18. A method for selecting a patient-specific API, comprising:

(a) determining each API's pattern of activity against a 1st cell set (CS-1), wherein this activity determination shows which cells are sensitive and resistant to the API;

(b) measuring a set of molecular characteristics (MC-1) for each cell represented in CS-1;

(c) selecting a subset of molecular characteristics (MC-2) from MC-1 for each cell represented in CS-1, each subset comprising: those molecular characteristics that most accurately predict the API's activity against each cell represented in CS-1;

(d) measuring a set of molecular characteristics (MC-3) for a patient's tissue sample (TS-1), wherein the patient is in need of therapy;

(e) identifying a set of molecular characteristics (MC-4) that is a subset of MC-2 and MC-3, wherein MC-4, comprises: a set of molecular characteristics concordant to sets MC-2 and MC-3;

(f) using a multivariate classification algorithm to reduce the number of molecular characteristics of MC-4 to form MC-4A, comprising: evaluating different combinations and selecting the best combinations of the molecular characteristics in MC-4 with a multivariate classification algorithm for their overall prediction performance of the API's activity against CS-1, or alternatively, combining the information in MC-4 with a multivariate dimension reduction algorithm to form MC-4A; and,

(g) creating prediction models, comprising: using a multivariate classification algorithm to predict each API's activity against CS-1 with MC-4A;

(h) predicting each API's activity against TS-1 using MC-4A in the prediction models.

19. The method of claim 18, wherein the activity against TS-1 is estimated by observing how closely the molecular characteristics MC-4A of each cell in TS-1 match, in terms of the presence and expression levels of the same characteristics, those of sensitive and resistant cells in CS-1.

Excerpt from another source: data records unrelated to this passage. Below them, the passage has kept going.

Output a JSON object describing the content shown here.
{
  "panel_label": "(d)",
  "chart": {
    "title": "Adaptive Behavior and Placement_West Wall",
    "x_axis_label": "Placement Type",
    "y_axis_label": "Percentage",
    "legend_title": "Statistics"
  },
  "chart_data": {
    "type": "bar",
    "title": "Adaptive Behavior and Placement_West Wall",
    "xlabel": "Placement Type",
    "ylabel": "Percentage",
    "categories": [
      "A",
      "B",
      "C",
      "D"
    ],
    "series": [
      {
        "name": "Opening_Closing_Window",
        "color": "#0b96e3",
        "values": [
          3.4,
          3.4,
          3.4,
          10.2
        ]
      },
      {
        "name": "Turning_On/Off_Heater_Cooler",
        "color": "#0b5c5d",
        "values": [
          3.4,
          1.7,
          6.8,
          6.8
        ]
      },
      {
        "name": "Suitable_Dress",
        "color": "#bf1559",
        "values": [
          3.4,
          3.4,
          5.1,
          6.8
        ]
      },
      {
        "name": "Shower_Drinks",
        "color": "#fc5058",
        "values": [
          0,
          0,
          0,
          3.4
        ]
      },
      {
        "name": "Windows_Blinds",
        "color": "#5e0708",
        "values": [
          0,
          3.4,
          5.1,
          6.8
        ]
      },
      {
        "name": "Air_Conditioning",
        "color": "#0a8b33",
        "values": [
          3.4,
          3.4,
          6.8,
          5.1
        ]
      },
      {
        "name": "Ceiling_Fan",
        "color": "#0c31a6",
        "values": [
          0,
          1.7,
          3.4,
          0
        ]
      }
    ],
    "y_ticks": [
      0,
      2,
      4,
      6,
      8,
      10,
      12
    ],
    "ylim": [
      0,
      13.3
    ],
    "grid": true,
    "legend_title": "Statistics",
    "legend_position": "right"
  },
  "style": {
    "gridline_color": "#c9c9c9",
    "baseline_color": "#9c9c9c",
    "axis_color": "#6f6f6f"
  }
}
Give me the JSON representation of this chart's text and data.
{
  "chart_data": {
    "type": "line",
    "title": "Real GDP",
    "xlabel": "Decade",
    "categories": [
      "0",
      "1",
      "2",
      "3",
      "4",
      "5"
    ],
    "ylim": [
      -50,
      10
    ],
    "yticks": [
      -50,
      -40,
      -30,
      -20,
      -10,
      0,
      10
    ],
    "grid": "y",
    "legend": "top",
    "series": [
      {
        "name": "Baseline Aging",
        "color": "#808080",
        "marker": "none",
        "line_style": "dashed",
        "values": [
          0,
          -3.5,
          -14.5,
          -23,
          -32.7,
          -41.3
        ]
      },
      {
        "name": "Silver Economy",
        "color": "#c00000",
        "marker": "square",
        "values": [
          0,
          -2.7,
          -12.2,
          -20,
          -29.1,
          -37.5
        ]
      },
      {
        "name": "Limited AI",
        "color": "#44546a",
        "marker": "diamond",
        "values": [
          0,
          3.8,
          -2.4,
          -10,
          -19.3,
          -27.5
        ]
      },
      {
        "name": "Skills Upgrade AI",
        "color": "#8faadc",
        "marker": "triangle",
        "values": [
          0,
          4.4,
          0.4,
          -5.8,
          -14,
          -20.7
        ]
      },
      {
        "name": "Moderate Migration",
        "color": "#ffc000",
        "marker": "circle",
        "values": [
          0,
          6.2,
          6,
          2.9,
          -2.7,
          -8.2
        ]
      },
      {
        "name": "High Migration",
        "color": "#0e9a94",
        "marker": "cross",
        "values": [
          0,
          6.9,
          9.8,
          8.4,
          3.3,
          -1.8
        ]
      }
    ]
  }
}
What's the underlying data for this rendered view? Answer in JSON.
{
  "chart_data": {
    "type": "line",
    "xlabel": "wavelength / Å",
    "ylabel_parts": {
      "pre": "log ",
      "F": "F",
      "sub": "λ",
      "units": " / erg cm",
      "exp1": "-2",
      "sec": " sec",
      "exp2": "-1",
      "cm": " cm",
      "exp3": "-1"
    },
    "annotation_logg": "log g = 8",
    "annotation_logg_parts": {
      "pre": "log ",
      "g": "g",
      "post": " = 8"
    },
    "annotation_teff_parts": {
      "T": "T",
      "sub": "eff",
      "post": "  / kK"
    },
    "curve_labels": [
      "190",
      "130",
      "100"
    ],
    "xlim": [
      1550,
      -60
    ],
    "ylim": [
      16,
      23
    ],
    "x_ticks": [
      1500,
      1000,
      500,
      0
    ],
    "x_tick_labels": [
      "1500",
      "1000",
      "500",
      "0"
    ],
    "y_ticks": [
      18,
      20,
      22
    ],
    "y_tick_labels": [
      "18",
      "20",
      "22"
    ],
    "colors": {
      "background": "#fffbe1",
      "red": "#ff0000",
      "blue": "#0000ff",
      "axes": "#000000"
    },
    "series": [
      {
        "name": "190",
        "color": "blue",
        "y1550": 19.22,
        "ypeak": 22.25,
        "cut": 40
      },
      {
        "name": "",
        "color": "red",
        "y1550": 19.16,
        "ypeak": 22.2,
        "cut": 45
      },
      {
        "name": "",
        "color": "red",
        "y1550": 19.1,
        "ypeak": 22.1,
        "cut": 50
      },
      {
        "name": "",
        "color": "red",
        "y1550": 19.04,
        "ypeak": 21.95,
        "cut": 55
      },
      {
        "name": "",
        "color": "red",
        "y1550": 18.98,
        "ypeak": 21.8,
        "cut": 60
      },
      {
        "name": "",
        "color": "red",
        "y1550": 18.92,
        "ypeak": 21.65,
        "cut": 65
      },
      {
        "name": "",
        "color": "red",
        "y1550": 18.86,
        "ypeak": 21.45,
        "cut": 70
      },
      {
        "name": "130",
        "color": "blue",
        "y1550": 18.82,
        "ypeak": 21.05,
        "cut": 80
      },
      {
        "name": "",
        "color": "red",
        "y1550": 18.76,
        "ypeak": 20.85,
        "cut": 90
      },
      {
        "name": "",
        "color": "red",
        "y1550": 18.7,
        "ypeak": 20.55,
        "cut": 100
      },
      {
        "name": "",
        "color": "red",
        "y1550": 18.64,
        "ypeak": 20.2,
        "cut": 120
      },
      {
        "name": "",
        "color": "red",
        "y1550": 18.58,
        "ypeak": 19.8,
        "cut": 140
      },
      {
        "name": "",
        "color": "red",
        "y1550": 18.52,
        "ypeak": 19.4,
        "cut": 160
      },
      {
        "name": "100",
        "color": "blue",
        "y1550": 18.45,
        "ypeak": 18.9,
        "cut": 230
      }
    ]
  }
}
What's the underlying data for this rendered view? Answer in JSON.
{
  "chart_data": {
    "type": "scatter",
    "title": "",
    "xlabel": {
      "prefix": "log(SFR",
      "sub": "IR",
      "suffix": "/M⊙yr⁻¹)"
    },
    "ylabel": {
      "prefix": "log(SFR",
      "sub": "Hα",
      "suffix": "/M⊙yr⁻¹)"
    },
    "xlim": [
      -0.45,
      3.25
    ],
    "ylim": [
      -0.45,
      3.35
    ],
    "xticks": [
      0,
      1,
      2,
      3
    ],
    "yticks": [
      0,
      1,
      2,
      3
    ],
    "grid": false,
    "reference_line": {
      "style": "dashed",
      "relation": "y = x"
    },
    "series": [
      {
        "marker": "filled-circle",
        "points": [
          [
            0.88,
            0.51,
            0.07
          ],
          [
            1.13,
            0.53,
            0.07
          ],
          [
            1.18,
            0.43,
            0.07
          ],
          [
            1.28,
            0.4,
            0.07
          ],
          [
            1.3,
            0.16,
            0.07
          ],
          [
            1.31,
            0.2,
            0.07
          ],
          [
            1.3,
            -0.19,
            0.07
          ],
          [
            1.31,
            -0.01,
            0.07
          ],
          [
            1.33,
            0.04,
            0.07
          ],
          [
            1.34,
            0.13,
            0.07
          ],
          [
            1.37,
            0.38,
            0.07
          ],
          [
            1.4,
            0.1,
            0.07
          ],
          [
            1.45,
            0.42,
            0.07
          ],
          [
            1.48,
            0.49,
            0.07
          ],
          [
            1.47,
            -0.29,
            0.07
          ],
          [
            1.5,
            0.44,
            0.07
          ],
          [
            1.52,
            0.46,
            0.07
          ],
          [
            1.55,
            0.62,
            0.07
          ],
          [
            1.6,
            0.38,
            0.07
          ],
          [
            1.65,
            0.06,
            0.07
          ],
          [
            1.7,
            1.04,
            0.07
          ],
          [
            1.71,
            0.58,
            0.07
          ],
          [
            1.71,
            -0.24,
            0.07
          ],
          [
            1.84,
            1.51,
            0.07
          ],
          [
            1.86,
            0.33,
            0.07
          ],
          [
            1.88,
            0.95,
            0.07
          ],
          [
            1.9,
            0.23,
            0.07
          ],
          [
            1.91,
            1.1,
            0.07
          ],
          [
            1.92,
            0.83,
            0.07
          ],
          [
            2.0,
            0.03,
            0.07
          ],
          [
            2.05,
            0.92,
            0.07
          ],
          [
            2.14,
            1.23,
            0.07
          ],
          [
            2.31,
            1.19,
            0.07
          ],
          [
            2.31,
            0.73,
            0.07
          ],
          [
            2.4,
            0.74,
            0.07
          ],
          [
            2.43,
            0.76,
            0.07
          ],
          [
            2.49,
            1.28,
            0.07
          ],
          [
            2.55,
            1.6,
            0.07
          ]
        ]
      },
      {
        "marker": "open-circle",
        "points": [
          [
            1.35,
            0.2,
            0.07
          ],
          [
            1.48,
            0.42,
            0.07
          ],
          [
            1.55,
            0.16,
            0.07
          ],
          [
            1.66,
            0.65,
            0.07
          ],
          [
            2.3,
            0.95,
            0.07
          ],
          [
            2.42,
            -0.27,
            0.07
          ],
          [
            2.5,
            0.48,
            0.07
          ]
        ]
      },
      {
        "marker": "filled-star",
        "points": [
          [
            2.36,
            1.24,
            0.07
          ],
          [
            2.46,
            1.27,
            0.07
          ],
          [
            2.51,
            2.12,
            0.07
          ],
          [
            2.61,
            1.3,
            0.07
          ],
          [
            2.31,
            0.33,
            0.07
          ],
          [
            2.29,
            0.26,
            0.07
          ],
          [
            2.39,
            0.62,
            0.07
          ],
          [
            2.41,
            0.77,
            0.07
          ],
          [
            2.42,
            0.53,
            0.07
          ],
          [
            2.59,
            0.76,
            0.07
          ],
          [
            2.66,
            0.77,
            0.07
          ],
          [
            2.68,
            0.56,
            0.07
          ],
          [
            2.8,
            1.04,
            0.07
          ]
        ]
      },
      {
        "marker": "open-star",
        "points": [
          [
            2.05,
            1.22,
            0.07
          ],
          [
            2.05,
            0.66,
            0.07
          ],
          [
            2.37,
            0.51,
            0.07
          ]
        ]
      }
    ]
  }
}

20. The method of claim 18, wherein CS-1 corresponds to the set of NCI-60 cancer cell lines or a similar set of cancer cell line panels.

21. The method of claim 18, wherein CS-1 corresponds to a set of patients and the data for (a) and (b) are collected from the response data and patient microarray data of the patients.

22. The method of claim 21, wherein the patient response data and microarray data are from patients who have received therapy for a cancer or other disease.

23. The method of claim 18, further comprising:

(i) repeating steps (a)-(h) for a group of APIs resulting in a data set of each API's activity against TS-1 as well as a sensitivity and resistance characteristics against CS-1;

(j) selecting first set of combinations of at least 2 APIs by comparing their predicted activities against TS-1 with their known molecular mechanisms and toxicities to arrive at highly active combinations whose expected toxicity levels are tolerable to the patient;

(k) selecting a second set of combinations, wherein the second set if a subset of the first set of combinations, the second set being selected by choosing those combinations whose individual API sensitivity and resistance characteristics are the least correlated;

(l) predicting the combined activities of the second set of combinations of APIs in two ways, (I) assuming those APIs' activities are independent or (II) assuming their activities are correlatively additive on the basis of the sensitive and resistance characteristics on CS-1.

24. A method of treating cancer, comprising: administering a therapeutically effective amount of a compound of Table 3, 4, 5, 6, or 7 or a pharmaceutically acceptable salt thereof, wherein the cancer is selected from breast, bladder, prostate, melanoma, and pancreatic.